Water – the beauty of this simple ingredient!
Clear, refreshing and vital to the sustaining of life as we know it, critical to livelihood and essential to thriving communities and nation building.
Recently we visited Tutu, a Catholic training farm on Taveuni Island. The farm is blessed with a pristine natural water supply that is being captured as it cascades down the mountainside and directed through a turbine generating a constant 80KW electricity supply. Water sustains so much of the life and development at Tutu.
At the end of the Feast of Tabernacles, with its 7-day water ceremony and prayers for rain, Jesus stands and gives a declaration “If anyone is thirsty, let him come to Me and drink. Whoever believes in me, as the scripture has said, streams of living water will flow from within him.” John 7:37-38
The significance of this statement would not have been lost on the audience as they spent the last day of the feast in prayer and reflection. Jesus commands a freshness to the understanding of water as he urges us into a new perspective, pointing to something of a deeper nourishment. Living water – water that never runs dry, and quenches a thirst forever. Can I grasp the significance?
In our context of rehabilitation what does this theme and declaration speak? What is it to imagine the prisoner who has grasped for dry and dying things suddenly being filled, not just filled, but overflowing with living water – the significance of the life of Christ bringing into existence new things.

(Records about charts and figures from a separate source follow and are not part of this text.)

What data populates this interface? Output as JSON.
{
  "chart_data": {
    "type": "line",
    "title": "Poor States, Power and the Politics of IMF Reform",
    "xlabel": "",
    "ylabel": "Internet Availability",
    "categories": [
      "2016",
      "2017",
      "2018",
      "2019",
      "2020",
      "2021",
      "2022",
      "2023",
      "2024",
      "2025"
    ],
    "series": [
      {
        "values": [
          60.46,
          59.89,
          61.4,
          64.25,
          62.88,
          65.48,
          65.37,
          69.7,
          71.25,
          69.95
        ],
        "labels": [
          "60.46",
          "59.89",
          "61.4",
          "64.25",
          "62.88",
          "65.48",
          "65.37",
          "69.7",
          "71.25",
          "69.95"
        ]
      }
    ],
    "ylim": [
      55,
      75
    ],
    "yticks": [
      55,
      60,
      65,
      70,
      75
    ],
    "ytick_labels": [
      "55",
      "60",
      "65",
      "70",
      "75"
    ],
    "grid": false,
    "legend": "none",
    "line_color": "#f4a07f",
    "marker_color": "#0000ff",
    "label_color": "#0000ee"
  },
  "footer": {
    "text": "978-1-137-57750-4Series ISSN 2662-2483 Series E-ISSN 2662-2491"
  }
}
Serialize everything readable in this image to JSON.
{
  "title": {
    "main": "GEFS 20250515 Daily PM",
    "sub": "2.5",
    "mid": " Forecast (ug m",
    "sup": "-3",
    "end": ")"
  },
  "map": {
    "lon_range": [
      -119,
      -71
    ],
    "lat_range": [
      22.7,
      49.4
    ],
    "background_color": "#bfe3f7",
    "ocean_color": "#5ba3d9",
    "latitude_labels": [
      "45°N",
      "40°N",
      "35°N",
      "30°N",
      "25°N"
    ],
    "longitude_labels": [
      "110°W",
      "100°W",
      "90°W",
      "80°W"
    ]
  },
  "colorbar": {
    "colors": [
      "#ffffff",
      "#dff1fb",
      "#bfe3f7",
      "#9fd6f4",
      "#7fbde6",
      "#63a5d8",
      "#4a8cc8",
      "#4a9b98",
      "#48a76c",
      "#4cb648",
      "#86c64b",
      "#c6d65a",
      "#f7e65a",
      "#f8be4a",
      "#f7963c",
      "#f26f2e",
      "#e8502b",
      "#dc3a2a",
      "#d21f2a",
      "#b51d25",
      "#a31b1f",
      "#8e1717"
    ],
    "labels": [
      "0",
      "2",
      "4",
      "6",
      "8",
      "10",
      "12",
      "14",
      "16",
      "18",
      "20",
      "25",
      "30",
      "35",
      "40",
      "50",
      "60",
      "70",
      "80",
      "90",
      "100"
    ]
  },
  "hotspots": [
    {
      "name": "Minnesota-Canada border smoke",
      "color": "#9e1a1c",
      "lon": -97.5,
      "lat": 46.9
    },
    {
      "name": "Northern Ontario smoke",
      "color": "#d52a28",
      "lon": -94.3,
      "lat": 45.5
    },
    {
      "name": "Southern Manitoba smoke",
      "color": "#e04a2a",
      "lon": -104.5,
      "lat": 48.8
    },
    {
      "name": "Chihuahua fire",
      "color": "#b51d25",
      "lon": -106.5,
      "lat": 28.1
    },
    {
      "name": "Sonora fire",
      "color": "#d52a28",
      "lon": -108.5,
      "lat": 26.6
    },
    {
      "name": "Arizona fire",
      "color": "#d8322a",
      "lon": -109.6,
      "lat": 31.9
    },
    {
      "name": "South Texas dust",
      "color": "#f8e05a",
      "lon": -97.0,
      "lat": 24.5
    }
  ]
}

We have seen this; we have evidenced this! This is no mere chasing after the wind but a renewal of heart and spirit that is a step into the harmonic movement of God’s grace. The celebration of this lives long as we remember different names and occasions where this living water has birthed.
Earlier in history God speaks through Jeremiah a rebuke, “My people have committed two sins; they have forsaken me, the spring of living water.” The second part of God’s accusation is that we “have dug our own cisterns, broken cisterns that cannot hold water.” This is a blunt condemnation and one that requires us to pause in long reflection to ask honestly “where have I forsaken you and constructed my life in such ways that it cannot hold your water?”
The two statements link together – the incredible promise of streams of living water and the condemnation of the life purposefully and proudly built broken. Where is our life focused?
As a team we do pray that in prisons, and in families, and in communities, we would turn in the act of repentance toward God and see more of emptiness becoming filled with living and renewing water.